Desculpem, é pouco mas há que o lembrar
Por Ferreira Fernandes
NA MORTE de um escritor é insólito falar da sua coragem física, da temeridade. A outra, a coragem moral - compreender o que é justo e fazê-lo - tem mais nobreza. Mas desta, eu que não conheci Urbano Tavares Rodrigues, não posso falar, direito reservado só a amigos próximos e inimigos constantes. Então, a temeridade. Numa entrevista não muita antiga, UTR referiu-a. Dos tempos salazaristas, disse: "Eu era quase inconsciente, não tinha medo de nada. Na clandestinidade em Portugal fiz coisas do arco da velha." Infelizmente quem o entrevistava deveria ser adepto dos grandes valores confucianos e não foi curioso.

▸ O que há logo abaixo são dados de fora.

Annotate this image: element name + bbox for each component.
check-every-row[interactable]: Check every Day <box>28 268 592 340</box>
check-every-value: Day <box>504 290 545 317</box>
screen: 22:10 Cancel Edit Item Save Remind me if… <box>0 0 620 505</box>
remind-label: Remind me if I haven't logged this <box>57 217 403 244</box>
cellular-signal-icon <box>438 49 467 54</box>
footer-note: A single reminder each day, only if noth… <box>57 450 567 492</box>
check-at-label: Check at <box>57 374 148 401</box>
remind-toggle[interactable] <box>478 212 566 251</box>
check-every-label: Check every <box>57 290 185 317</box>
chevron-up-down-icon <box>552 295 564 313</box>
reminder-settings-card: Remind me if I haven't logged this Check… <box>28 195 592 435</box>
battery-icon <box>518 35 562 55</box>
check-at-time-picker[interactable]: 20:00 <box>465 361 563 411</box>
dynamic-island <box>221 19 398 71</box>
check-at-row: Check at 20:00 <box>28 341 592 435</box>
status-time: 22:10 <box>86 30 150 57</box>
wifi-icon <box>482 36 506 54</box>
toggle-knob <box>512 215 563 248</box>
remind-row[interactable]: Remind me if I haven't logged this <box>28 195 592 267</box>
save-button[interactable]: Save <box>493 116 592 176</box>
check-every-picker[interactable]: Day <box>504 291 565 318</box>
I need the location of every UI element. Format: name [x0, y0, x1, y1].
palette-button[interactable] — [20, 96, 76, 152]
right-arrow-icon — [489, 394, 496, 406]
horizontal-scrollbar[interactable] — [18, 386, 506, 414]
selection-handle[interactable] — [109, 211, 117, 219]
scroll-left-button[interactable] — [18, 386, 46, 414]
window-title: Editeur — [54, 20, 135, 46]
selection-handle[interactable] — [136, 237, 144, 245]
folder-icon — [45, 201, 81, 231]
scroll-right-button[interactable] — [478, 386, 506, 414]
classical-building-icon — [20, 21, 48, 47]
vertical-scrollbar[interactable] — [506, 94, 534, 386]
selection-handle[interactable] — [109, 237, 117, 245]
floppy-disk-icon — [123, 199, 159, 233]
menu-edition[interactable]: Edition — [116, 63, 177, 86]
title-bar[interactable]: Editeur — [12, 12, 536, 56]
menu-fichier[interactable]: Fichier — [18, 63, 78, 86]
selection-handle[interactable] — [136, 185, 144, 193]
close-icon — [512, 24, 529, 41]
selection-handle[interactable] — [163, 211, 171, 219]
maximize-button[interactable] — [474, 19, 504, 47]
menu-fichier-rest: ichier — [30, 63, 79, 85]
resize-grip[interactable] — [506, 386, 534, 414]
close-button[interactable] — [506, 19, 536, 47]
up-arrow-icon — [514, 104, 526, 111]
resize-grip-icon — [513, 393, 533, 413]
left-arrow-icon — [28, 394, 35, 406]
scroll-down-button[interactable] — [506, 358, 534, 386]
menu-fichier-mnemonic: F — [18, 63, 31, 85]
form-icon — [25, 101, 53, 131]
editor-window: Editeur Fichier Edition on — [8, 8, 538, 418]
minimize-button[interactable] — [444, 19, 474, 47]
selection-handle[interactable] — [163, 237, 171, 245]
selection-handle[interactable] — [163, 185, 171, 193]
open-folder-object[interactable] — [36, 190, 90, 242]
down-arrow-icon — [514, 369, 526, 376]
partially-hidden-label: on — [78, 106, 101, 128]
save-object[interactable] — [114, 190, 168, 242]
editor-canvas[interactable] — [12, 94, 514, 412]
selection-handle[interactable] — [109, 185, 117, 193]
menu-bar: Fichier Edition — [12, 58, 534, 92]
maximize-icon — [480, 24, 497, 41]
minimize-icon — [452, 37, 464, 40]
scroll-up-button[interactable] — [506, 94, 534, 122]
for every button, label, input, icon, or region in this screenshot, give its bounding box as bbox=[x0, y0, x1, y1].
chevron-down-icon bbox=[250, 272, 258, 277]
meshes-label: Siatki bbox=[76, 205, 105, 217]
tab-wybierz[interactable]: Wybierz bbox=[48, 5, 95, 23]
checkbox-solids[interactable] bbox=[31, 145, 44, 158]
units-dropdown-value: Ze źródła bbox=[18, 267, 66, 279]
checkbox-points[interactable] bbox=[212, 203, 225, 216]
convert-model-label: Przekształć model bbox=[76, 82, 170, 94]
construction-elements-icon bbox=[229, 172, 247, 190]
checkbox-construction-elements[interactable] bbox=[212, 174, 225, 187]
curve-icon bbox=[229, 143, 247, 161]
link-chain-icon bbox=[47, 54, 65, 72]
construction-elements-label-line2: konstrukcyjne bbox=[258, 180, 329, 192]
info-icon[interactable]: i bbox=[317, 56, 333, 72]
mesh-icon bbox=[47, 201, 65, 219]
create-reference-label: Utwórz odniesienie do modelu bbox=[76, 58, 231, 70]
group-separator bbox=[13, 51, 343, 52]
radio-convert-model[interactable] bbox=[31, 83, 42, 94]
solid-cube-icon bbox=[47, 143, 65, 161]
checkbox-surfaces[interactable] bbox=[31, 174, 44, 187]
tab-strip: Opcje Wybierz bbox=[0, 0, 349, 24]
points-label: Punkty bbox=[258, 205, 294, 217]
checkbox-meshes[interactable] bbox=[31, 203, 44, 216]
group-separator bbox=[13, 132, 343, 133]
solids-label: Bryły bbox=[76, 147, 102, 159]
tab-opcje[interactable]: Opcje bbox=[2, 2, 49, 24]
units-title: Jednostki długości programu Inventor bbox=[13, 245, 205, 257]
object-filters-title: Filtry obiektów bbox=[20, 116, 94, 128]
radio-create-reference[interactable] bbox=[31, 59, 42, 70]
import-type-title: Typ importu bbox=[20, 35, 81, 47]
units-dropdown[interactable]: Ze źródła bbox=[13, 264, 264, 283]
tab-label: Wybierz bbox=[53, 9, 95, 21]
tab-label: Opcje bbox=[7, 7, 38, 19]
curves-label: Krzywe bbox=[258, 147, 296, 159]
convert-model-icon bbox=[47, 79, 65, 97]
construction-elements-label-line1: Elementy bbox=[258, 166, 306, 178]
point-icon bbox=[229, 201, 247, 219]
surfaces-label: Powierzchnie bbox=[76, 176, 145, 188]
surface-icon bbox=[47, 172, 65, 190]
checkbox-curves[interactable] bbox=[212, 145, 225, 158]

Ficámos sem saber, sei lá, o que é apanhar um comboio para entregar uma carta, o que não parece grande coisa, ou talvez seja se o risco for não regressar... Mas UTR insistiu com a sua pequena qualidade: "Já neste estado [era já octogenário], dei um soco a um tipo que foi malcriado com a minha mulher por causa de um problema de trânsito..." Bravatas de velho? Seguramente não. Os testemunhos da sua temeridade são antigos: por exemplo, em 1969, em Entrecampos, cercado por pides andou ao murro com eles. Um intelectual, um dandy e, quando tinha de ser, ao murro. Já muito velho foi pai, e deixou, disse-o em várias entrevistas, uma carta para o filho abrir quando fizer dez anos.
Espero que Urbano - entre coisas grandes que lhe pode ter deixado - lembre a virtude da pequenina coisa que é o murro quando tem de ser.